東京〜名古屋最速40分が起こすインパクト
リニア中央新幹線の東京〜名古屋区間は8年後、2027年の開業を目指している。8年という時間が長いか短いか、感じ方は人それぞれだが、具体的な数字が掲げられたことで、夢物語ではなく現実的な未来図を描きやすくなったのは間違いないだろう。果たして開業により、私たちの生活にどのような変化があるのか。
「インターネットの普及により、あらゆる情報が容易に手に入るようになったことで、誰にでも手に入るような情報の価値は下がっています。価値があるのは実際に人に会うことで得られるインフォーマルな情報であり、それがビジネスを左右し、イノベーションを生むのです。次世代の通信技術が普及しても移動して対面で人と会う価値は変わらないはずです。
ただ、40分ほどで両都市間の移動が可能になると、ビジネスは東京への一極集中が、さらに加速すると思います。世界的にもビジネスは大都市への集積が進んでいます。交通インフラの整備により大きな都市に資本が吸い寄せられる『ストロー現象』が起き、他の都市から人とビジネスが今以上に東京に集まるようになるでしょう」
そう語るのは早稲田大学の入山章栄教授。

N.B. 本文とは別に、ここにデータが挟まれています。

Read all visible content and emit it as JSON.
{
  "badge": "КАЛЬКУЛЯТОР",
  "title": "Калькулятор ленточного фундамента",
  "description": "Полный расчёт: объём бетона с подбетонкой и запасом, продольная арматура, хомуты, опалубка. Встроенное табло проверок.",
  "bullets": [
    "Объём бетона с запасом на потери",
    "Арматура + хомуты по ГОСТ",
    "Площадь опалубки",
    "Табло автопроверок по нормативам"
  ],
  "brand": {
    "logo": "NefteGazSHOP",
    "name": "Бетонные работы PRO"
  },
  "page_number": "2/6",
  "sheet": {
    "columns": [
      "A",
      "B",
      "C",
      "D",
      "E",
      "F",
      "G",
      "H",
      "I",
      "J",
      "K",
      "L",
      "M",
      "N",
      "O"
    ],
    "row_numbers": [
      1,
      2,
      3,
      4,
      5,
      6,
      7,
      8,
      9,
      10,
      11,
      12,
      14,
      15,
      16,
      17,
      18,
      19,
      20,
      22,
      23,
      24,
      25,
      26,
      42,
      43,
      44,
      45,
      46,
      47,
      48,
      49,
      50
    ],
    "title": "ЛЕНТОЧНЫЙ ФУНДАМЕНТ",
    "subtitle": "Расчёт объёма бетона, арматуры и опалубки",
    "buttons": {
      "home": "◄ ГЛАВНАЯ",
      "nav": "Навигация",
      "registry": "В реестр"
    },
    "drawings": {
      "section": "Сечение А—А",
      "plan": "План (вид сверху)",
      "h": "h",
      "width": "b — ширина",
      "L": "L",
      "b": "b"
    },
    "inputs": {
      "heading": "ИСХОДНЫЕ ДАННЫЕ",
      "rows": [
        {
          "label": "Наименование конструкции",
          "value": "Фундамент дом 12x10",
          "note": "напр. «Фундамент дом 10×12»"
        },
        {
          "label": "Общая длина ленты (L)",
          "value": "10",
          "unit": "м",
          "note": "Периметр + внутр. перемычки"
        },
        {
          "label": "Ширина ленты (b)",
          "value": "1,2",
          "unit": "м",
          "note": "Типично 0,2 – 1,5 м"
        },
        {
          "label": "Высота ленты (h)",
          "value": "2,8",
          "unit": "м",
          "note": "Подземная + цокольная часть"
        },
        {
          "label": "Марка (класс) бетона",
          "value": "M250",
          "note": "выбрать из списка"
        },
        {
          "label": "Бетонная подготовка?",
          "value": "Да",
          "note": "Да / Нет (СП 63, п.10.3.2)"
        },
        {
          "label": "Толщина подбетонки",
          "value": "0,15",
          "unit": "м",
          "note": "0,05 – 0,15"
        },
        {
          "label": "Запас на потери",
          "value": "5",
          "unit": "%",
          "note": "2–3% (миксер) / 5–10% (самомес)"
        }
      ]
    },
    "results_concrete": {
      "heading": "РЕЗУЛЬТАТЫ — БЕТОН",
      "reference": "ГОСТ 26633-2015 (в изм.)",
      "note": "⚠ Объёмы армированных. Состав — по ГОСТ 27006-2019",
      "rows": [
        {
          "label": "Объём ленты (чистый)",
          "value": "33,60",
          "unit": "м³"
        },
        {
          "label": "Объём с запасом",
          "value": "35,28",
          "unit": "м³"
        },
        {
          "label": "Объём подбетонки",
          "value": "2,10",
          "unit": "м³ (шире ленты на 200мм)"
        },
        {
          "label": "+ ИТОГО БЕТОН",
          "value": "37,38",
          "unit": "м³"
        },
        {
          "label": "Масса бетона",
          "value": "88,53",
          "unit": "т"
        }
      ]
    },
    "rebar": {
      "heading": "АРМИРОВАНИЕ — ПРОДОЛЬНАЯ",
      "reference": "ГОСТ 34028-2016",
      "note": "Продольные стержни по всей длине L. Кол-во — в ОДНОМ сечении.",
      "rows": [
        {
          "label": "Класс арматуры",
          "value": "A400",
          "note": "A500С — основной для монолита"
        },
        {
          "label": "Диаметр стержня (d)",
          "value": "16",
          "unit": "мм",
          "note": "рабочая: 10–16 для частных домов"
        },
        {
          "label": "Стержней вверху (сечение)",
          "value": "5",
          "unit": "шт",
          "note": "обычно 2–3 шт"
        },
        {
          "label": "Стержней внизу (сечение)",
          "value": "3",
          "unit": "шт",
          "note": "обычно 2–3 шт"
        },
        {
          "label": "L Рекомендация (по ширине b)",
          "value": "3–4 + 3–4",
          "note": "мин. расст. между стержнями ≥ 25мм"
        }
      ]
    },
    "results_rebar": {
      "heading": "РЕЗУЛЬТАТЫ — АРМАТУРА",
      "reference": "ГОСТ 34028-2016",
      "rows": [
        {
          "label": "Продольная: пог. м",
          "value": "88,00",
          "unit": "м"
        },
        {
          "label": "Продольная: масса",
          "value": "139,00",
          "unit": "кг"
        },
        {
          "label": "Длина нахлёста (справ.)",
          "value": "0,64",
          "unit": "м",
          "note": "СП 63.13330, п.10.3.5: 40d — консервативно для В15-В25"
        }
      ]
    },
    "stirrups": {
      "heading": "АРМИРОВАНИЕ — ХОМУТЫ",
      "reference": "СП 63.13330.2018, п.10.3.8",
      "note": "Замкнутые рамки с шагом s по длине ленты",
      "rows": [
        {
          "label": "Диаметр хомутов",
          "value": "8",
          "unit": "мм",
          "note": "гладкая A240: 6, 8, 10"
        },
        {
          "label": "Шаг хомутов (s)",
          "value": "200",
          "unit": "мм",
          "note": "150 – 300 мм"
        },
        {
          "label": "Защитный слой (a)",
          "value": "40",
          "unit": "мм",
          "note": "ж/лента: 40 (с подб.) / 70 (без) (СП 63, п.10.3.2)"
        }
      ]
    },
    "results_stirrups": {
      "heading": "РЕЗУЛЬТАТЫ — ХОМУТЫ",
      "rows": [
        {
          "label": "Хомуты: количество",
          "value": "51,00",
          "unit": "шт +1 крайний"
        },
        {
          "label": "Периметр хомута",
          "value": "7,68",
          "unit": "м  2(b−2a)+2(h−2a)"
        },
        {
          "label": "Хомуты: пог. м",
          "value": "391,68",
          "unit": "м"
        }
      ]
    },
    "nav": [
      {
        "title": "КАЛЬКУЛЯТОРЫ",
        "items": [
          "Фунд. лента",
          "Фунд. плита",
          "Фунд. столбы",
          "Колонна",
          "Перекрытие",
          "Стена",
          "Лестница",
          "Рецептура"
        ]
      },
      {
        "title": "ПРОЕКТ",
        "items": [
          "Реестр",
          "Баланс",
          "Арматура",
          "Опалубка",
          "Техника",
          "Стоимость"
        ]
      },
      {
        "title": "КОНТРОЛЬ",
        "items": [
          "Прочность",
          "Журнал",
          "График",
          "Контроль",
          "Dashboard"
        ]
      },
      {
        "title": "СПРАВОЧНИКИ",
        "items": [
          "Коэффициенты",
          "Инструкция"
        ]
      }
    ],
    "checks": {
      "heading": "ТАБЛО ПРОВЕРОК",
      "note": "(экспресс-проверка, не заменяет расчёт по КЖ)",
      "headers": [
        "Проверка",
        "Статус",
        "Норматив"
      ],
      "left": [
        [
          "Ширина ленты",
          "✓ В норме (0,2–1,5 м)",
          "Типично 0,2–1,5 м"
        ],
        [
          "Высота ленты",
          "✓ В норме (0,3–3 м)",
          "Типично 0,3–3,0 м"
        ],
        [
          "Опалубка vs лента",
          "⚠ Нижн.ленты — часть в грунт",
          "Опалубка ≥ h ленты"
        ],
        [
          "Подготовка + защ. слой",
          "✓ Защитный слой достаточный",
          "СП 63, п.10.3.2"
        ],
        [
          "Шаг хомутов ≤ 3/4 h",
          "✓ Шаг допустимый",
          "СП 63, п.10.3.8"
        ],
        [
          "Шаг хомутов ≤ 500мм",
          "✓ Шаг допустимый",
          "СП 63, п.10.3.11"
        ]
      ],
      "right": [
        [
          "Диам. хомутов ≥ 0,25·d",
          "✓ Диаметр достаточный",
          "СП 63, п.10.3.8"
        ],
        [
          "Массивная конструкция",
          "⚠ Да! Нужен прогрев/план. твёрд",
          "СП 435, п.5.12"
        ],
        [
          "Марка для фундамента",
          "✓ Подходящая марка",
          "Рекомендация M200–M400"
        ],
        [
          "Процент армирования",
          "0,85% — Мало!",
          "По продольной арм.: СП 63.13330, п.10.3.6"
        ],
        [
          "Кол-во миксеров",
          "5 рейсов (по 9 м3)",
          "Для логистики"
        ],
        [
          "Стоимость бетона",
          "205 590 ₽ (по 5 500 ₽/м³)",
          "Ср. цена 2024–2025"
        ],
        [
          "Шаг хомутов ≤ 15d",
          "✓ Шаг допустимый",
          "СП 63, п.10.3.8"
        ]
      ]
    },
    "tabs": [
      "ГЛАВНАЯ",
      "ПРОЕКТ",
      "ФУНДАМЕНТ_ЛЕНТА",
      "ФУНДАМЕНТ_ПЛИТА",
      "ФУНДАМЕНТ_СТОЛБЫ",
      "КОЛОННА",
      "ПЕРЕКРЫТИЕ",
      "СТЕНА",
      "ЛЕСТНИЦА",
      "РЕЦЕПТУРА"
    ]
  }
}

都市間の移動が容易になることは、ビジネスにおいて大きなメリットがあるが、同時に一極集中のリスクもあるという。
一方で、人々の暮らしにおいてはリニアが大きなメリットと変化をもたらすと続ける。
「複数拠点生活が広がると思っています。住まいは軽井沢や鎌倉で、仕事は東京という方もすでに増えつつあります。5Gのスタートと通信技術の進歩によりリモートワークもしやすくなっていくはず。リニアを利用すれば平日は東京で働き、週末は自然豊かな地域、例えば飛騨や高山で生活するというのも難しくはなくなります。途中駅が設けられる山梨、長野も同様です。地方では人口減少に伴って空家が増え、土地の価格も下がっているので、セカンドハウスを購入しやすくなっています」
近年、ワークライフバランスに関する論議も盛んなことからも、リニアが開業すれば複数拠点生活というスタイルが現在より浸透してもおかしくはなさそうだ。週の数日を地方で過ごすのか、日々通勤するのかは人それぞれだが、〝職〟の集中と〝住〟の分散が起こる可能性は高いだろう。